我必须组装一些庞大的JSON负载,并且我想避免大量重复嵌套的叶子。我想做的是这样的:
tree = {}
tree[0] = {}
tree[0][1] = "stub"
# now save this pointer for later
stub = &tree[0][1]
...
# now go get the leaf
leaf = {0 => ["a","b","c"}
# now without having to search the entire tree, just use the old stub pointer
stub = leaf
可以在Ruby中完成吗?
感谢您的帮助,凯文
我们没有指针(至少没有在Ruby级别上,但是我们有引用。
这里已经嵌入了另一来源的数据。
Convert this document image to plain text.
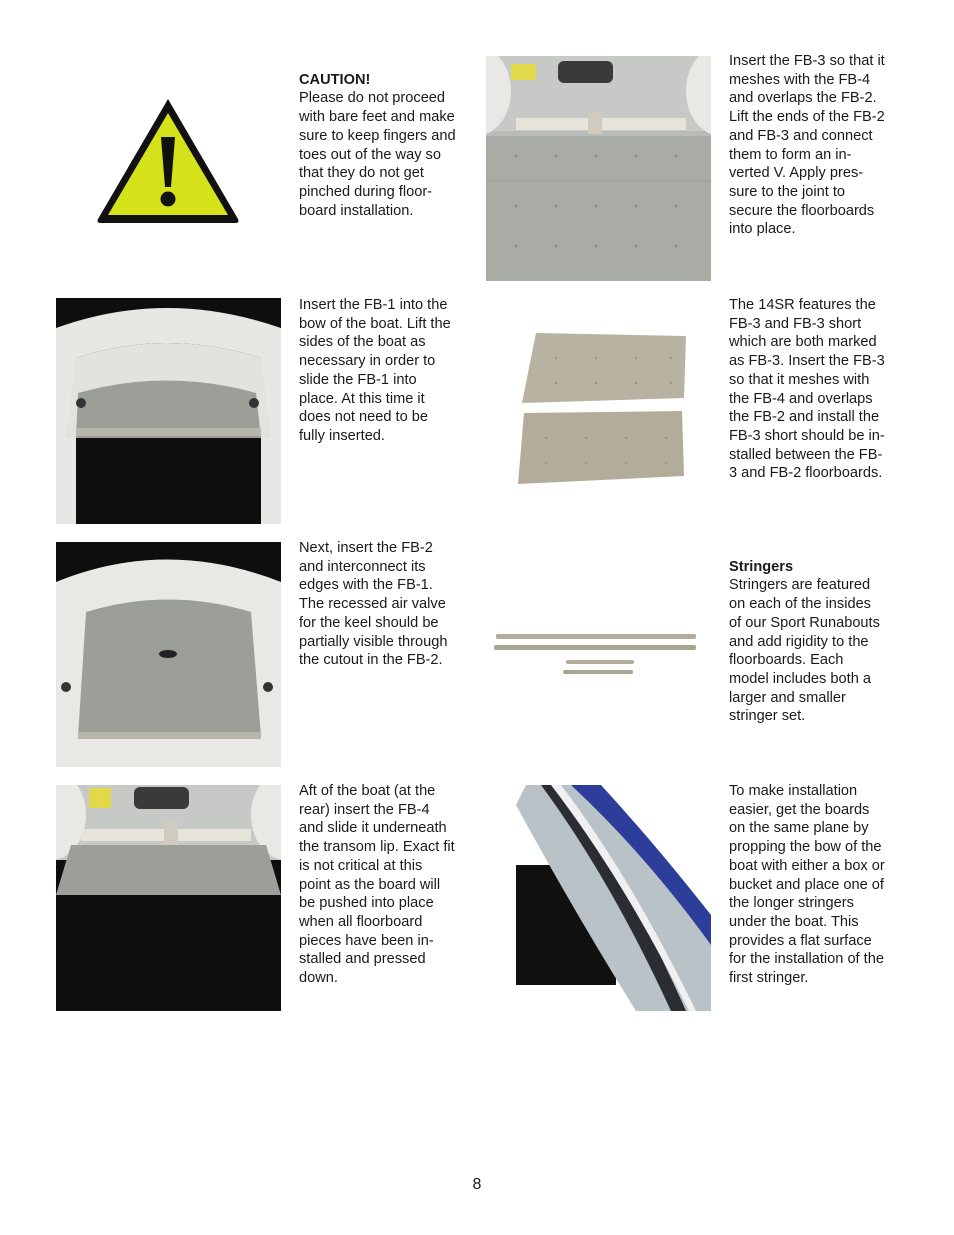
CAUTION!
Please do not proceed
with bare feet and make
sure to keep fingers and
toes out of the way so
that they do not get
pinched during floor-
board installation.

Insert the FB-3 so that it
meshes with the FB-4
and overlaps the FB-2.
Lift the ends of the FB-2
and FB-3 and connect
them to form an in-
verted V. Apply pres-
sure to the joint to
secure the floorboards
into place.

Insert the FB-1 into the
bow of the boat. Lift the
sides of the boat as
necessary in order to
slide the FB-1 into
place. At this time it
does not need to be
fully inserted.

The 14SR features the
FB-3 and FB-3 short
which are both marked
as FB-3. Insert the FB-3
so that it meshes with
the FB-4 and overlaps
the FB-2 and install the
FB-3 short should be in-
stalled between the FB-
3 and FB-2 floorboards.

Next, insert the FB-2
and interconnect its
edges with the FB-1.
The recessed air valve
for the keel should be
partially visible through
the cutout in the FB-2.

Stringers
Stringers are featured
on each of the insides
of our Sport Runabouts
and add rigidity to the
floorboards. Each
model includes both a
larger and smaller
stringer set.

Aft of the boat (at the
rear) insert the FB-4
and slide it underneath
the transom lip. Exact fit
is not critical at this
point as the board will
be pushed into place
when all floorboard
pieces have been in-
stalled and pressed
down.

To make installation
easier, get the boards
on the same plane by
propping the bow of the
boat with either a box or
bucket and place one of
the longer stringers
under the boat. This
provides a flat surface
for the installation of the
first stringer.

8
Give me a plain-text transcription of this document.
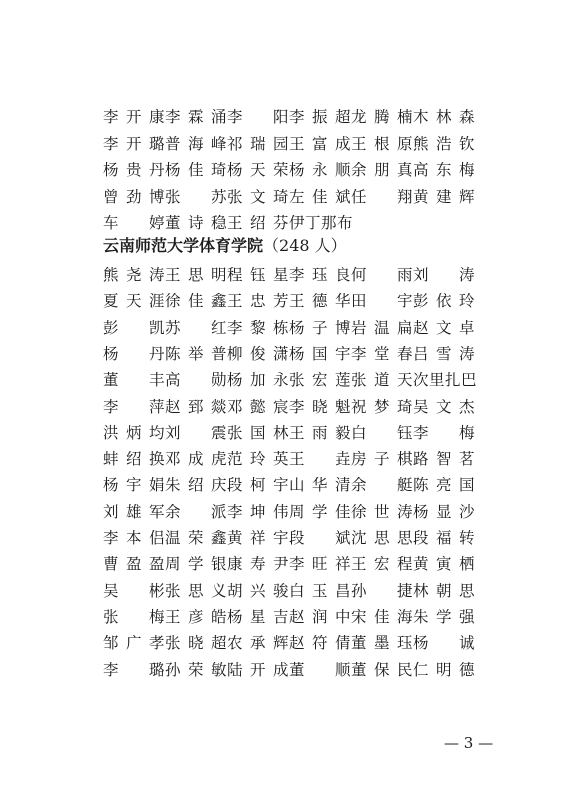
李开康 李霖涌 李　阳 李振超 龙腾楠 木林森
李开璐 普海峰 祁瑞园 王富成 王根原 熊浩钦
杨贵丹 杨佳琦 杨天荣 杨永顺 余朋真 高东梅
曾劲博 张　苏 张文琦 左佳斌 任　翔 黄建辉
车　婷 董诗稳 王绍芬 伊丁那布
云南师范大学体育学院（248 人）
熊尧涛 王思明 程钰星 李珏良 何　雨 刘　涛
夏天涯 徐佳鑫 王忠芳 王德华 田　宇 彭依玲
彭　凯 苏　红 李黎栋 杨子博 岩温扁 赵文卓
杨　丹 陈举普 柳俊潇 杨国宇 李堂春 吕雪涛
董　丰 高　勋 杨加永 张宏莲 张道天 次里扎巴
李　萍 赵郅燚 邓懿宸 李晓魁 祝梦琦 吴文杰
洪炳均 刘　震 张国林 王雨毅 白　钰 李　梅
蚌绍换 邓成虎 范玲英 王　垚 房子棋 路智茗
杨宇娟 朱绍庆 段柯宇 山华清 余　艇 陈亮国
刘雄军 余　派 李坤伟 周学佳 徐世涛 杨显沙
李本侣 温荣鑫 黄祥宇 段　斌 沈思思 段福转
曹盈盈 周学银 康寿尹 李旺祥 王宏程 黄寅栖
吴　彬 张思义 胡兴骏 白玉昌 孙　捷 林朝思
张　梅 王彦皓 杨星吉 赵润中 宋佳海 朱学强
邹广孝 张晓超 农承辉 赵符倩 董墨珏 杨　诚
李　璐 孙荣敏 陆开成 董　顺 董保民 仁明德
— 3 —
因此,您可以使用真实的哈希而不是"stub"字符串:
tree = {}
tree[0] = {}
tree[0][1] = {}
然后隐藏在leaf中引用的那个位置:
leaf = tree[0][1]
并修改leaf的内容,而不给leaf分配任何新内容:
leaf[0] = %w[a b c]
根据需要,您将tree[0][1]设置为{0 => ['a', 'b', 'c']}。当然,如果您说leaf = {0 => %w[a b c]},那么您将获得一个新的引用,并且将使用tree[0][1]断开连接。
通常,这朝另一个方向发展。当需要新叶子时,可以创建它:
leaf = {0 => %w[a b c]}
然后将那片叶子放在树上:
tree[0][1] = leaf
tree[0][6] = leaf # Possibly in multiple places
然后您可以说leaf[11] = %w[x y z]和tree[0][1][11]和tree[0][6][11]也将是['x', 'y', 'z'],因为leaf,tree[0][1]和tree[0][6]都引用相同的基础哈希。